Since accidents and disasters rarly have a single cause, we and Turner and Pigeon considered when the root causes began to develop and accumulate, un-recognised by those in authority.  This inevitably involves estimates.  Turner and Pigeon analysed their series of accidents into a series of bands ranging from "less than one month" through "3 to 8 years" to "about 80 years".  We did likewise.

The graph below does not show the last two categories, of incidents where the root causes had been at work for more than 20 years.  Thus the graph ends with 94% of events having emerged after 20 years.

Cumulative percentage emerged by N months

The results show:
  • Only 45% of crises had manifested within 3 years;
  • 30% emerged within 3 to 8 years;
  • 25% took longer than 8 years to emerge and
  • 6% had yet to emerge after 20 years' incubation.

These very long incubation periods for what are mainly, possibly all, unrecognised behavioural and organisational risks have three important implications for risk mangers and boards.

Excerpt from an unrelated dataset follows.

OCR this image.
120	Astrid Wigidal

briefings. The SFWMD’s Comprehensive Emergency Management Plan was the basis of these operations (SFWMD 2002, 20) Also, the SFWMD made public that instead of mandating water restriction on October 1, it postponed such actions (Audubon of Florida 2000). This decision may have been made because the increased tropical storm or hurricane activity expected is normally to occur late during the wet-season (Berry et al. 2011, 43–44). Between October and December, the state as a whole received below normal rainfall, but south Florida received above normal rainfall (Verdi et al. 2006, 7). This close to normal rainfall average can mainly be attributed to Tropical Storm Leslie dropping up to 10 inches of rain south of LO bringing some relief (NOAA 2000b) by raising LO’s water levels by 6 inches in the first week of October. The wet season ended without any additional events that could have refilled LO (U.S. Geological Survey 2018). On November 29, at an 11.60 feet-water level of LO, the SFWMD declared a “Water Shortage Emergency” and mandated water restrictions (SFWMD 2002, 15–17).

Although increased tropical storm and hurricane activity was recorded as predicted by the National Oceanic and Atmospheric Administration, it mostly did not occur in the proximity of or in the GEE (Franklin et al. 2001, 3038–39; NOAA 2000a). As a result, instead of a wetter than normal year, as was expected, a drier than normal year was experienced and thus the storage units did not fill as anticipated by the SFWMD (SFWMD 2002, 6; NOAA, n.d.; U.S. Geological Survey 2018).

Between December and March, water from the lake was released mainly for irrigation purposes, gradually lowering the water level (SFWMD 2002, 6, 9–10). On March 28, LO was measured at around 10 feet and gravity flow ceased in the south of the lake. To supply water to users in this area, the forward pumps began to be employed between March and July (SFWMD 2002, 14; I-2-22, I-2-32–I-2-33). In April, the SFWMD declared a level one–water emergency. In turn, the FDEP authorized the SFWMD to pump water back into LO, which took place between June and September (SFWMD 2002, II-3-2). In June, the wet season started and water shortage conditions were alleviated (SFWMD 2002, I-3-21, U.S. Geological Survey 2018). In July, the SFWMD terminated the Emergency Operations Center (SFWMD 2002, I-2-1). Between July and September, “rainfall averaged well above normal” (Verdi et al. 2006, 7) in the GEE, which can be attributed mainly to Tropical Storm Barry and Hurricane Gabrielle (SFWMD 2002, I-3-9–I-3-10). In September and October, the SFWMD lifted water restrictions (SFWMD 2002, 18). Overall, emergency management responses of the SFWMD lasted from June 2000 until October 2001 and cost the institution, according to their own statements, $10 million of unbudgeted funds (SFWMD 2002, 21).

First, the long delay before emergence of damage from these slowly incubating risks allows an organisation to appear successful for long periods whilst unknown knowns are harboured in its midst.  The unfortunate truth is that the organisation is suffering from the delusion that all is well because nothing yet appears to have gone badly wrong.  Boards and risk managers should avoid the risk of complacency that our recent research has illustrated by searching systematically for these unknown knowns.

The emergence of child abuse in churches and other respected institutions around the world, countless banking scandals involving banks previously respected as well as despised and the Deepwater Horizon explosion are more recent examples of the delusion that all is well and under control when in fact the organisation is sitting on a powder keg. Since this was originally written, Volkswagen has provided yet another textbook example of understandable but dangerous complacency, with top leaders apparently unaware of longstanding misbehaviour by their staff.

Second, this long latency period has implications for how incentives, particularly so-called long term incentives, are structured.  We have discussed that problem here.

Finally, what of the allegedly widespread leadership thought that 'it won't happen on my watch'?  For a CEO hoping to stay in post for five years, a crude analysis of this data suggests there is a roughly evens chance of having to deal with one of these crises.  About half the risk comes from the current leader and half from the ancien regime.  And if the crisis goes badly, that will be the ignominious end of a career.